Jakarta –
Bandar narkoba buronan Kepolisian Republik Indonesia (Polri) bernama Roman Nazarenco berhasil ditangkap Kepolisian Republik Indonesia (Polri) di Bangkok, Thailand. Polri menyebut buronan asal Ukraina ini tidak terkait dengan gembong narkoba jaringan internasional, Fredy Pratama.
“Ini kasus tidak terkait dengan Fredy,” kata Direktur Tindak Pidana Narkoba Bareskrim Polri Brigjen Mukti Juharsa di Terminal 3 kedatangan Bandara Soekarno Hatta, Banten, Minggu (22/12/2024).
Mukti menerangkan Thailand menjadi surga bagi para pengguna narkotika.

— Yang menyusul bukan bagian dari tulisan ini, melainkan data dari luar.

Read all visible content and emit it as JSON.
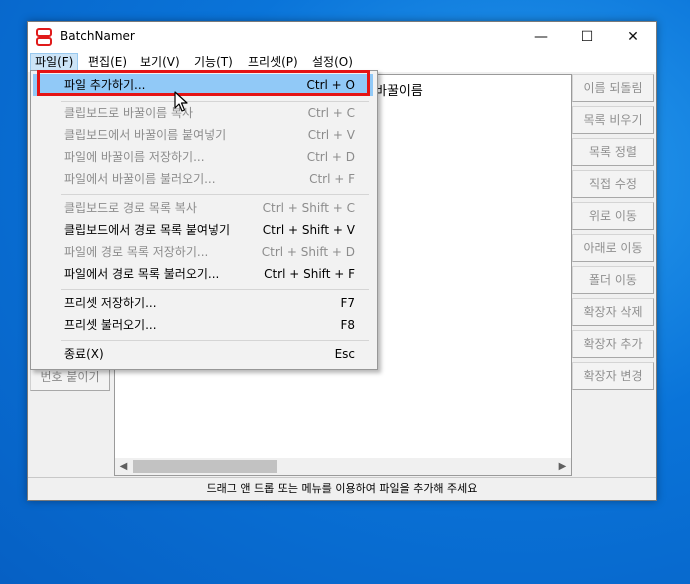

Dia menyebut banyak buronan narkoba di Indonesia kabur ke Thailand.
“Karena kan Thailand mungkin surganya para pelarian narkotika, banyak DPO-DPO di Thailand, masih banyak DPO-DPO kita di Thailand,” kata Mukti.
Mukti memastikan pihaknya bersama Divisi Hubinter Polri akan terus bekerja sama menangkap buronan bandar narkoba lainnya. Dia juga menegaskan akan terus memburu gembong narkoba, Fredy Pratama.

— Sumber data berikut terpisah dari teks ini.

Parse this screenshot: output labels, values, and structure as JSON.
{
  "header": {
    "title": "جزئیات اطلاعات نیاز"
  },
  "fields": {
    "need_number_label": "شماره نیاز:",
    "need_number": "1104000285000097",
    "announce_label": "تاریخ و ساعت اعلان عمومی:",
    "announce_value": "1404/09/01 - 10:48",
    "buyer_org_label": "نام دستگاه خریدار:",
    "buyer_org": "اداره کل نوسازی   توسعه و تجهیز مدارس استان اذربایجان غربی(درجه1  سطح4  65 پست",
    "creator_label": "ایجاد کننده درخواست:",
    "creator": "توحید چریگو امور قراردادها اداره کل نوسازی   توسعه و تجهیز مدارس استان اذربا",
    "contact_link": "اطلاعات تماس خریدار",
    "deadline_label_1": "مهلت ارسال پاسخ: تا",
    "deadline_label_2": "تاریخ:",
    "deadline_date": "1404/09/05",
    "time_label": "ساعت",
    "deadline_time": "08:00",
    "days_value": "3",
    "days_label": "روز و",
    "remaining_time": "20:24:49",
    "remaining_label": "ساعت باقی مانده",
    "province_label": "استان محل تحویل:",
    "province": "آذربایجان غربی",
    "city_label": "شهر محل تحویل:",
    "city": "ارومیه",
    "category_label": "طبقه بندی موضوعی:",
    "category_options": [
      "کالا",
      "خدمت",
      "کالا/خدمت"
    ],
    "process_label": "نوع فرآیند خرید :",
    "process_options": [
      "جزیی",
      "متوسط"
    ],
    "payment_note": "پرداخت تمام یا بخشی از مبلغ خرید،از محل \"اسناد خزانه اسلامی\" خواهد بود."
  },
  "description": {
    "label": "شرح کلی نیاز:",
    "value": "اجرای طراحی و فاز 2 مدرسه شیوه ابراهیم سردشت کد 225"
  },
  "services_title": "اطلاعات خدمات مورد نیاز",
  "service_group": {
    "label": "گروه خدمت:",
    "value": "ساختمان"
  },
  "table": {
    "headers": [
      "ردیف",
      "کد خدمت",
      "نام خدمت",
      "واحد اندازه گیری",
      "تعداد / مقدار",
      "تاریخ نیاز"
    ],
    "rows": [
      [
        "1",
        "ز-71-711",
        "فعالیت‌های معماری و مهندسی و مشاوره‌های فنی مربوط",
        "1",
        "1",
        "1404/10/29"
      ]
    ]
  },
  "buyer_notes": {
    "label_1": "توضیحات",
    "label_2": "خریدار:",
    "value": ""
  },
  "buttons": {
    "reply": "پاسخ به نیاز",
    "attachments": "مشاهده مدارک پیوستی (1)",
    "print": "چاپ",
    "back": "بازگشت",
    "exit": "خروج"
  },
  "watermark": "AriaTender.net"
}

“Nanti mungkin dengan bantuan Hubinter kita bisa sama-sama kerja sama untuk melakukan penangkapan lagi, kalau Fredy pasti kita tangkap,” ungkapnya.

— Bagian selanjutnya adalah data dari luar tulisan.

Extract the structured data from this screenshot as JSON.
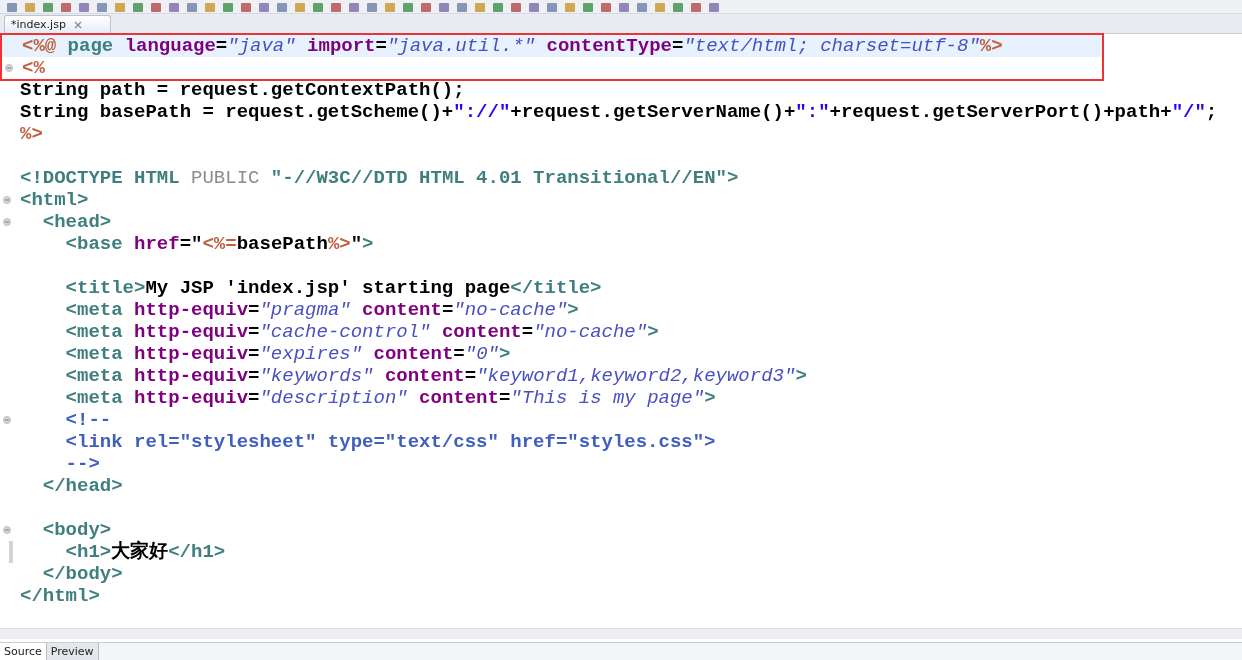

“Pasal yang dilanggar adalah pasal 114 subsider 112, subsider 127, ancaman hukuman mati, minimal 5 tahun, dengan denda Rp 10 miliar,” kata Mukti.
Seperti diketahui, Direktorat Tindak Pidana Narkoba Bareskrim Polri sebelumnya telah menggerebek sebuah vila di Desa Canggu, Kecamatan Kuta Utara, Kabupaten Badung, Bali. Vila itu diduga menjadi pabrik narkoba.
Adapun modus operandi yang digunakan sindikat ini yakni membuat clandestine lab narkoba di tengah-tengah pemukiman penduduk sebagai kamuflase untuk menyamarkan kegiatan terselubung para tersangka.
Jaringan ini mendirikan laboratorium narkoba rahasia di basement vila tersebut. Di sana, ketiga WNA tersebut membuat dua clandestine lab sekaligus dalam vila tersebut. Ini juga menjadi yang pertama kalinya terjadi di Indonesia.
Selama ini, clandestine lab narkoba berdiri sendiri. Tapi di vila ini, tiga WNA tersebut membuat laboratorium hidroponik dan juga kimiawi sekaligus dalam satu tempat.
Di salah satu ruangan, terdapat clandestine lab memphedrone, bahan baku ekstasi. Sementara ruangan lainnya, jaringan narkoba ini memanfaatkannya untuk budidaya ganja hidroponik.
Mereka juga menggunakan kripto sebagai alat transaksi. Mereka menggunakan forum darknet sebagai sarana promosi dan penjualannya.
Jaringan yang menamakan diri ‘Hydra Indonesia’ ini menggunakan teknologi digital. Mulai dari tahapan produksi, distribusi hingga transaksi dilakukan melalui dunia nyata maupun dunia digital.
Polri menyita kripto hasil penjualan narkoba senilai Rp 4 miliar. Selama kurun waktu 6 bulan, tiga tersangka WN Ukraina dan Rusia ini telah meraup miliaran rupiah dalam bentuk kripto.